Grocery stores have created a third combination: Whatever the season, you get food from every corner of Earth.

In winter, shorter days and cold temperatures tell your body to expect fatty acids and ketones to fuel heat production and energy storage. Eating high-carb foods or tropical fruits delivers a “summer” signal, disrupting quantum coherence. This mismatch leads to oxidative stress and elevated pro-inflammatory cytokines.

The 24/7 availability of food in winter further exacerbates this diet mismatch. Your biology associates winter with scarcity. Regardless of what swimwear companies and gyms are advertising, your body is designed to slim down in winter and bulk up in the summer.

Interestingly, your gut microbiome shifts seasonally to match expected food sources (fiber type, fat vs. carb ratio). When you add bananas and melons to a winter microbiome, you disrupt the balance between beneficial and harmful microbes in the gut, increase gut permeability, and promote inflammation.

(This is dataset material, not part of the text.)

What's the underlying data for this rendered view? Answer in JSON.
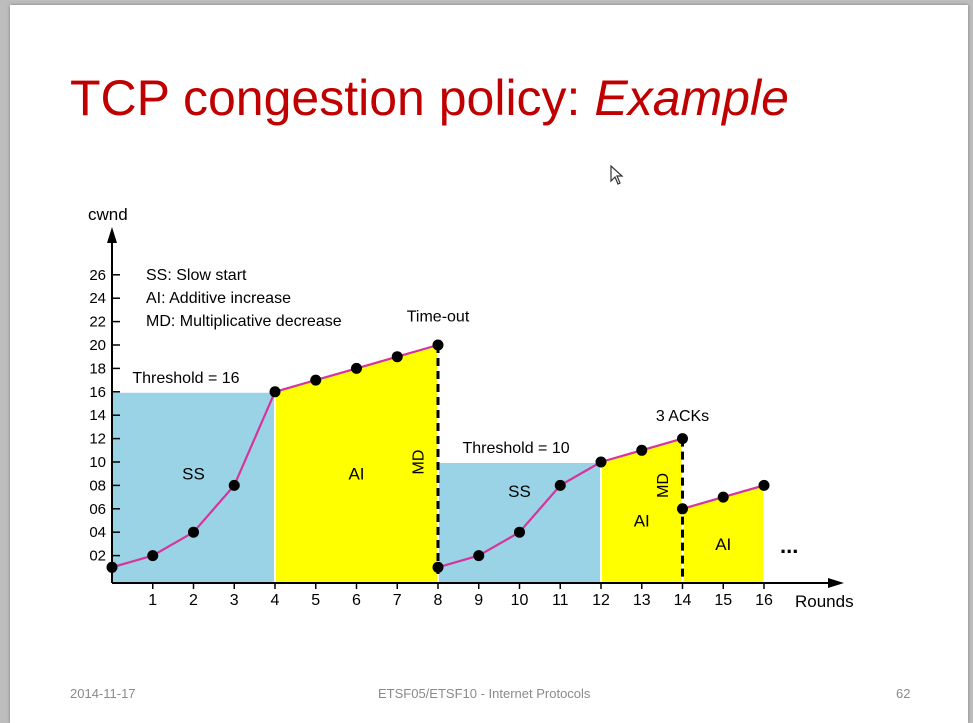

Additionally, local, seasonal foods carry information about the environment through mineral content and microbial signatures. Out-of-season produce from distant regions are incongruent with the body’s quantum processes, potentially disrupting molecular signaling in cells.

The bottom line – for former beauty pageant contestants and the rest of us — is that chronic inflammation makes us old. Quantum level damage manifests as visible aging with wrinkled skin and a loss of skin elasticity, as well as cognitive decay, insulin resistance, cardiovascular decline, and physical weakness from systemic tissue damage.

To age gracefully, we need to live in harmony with the seasons, rather than in opposition to them.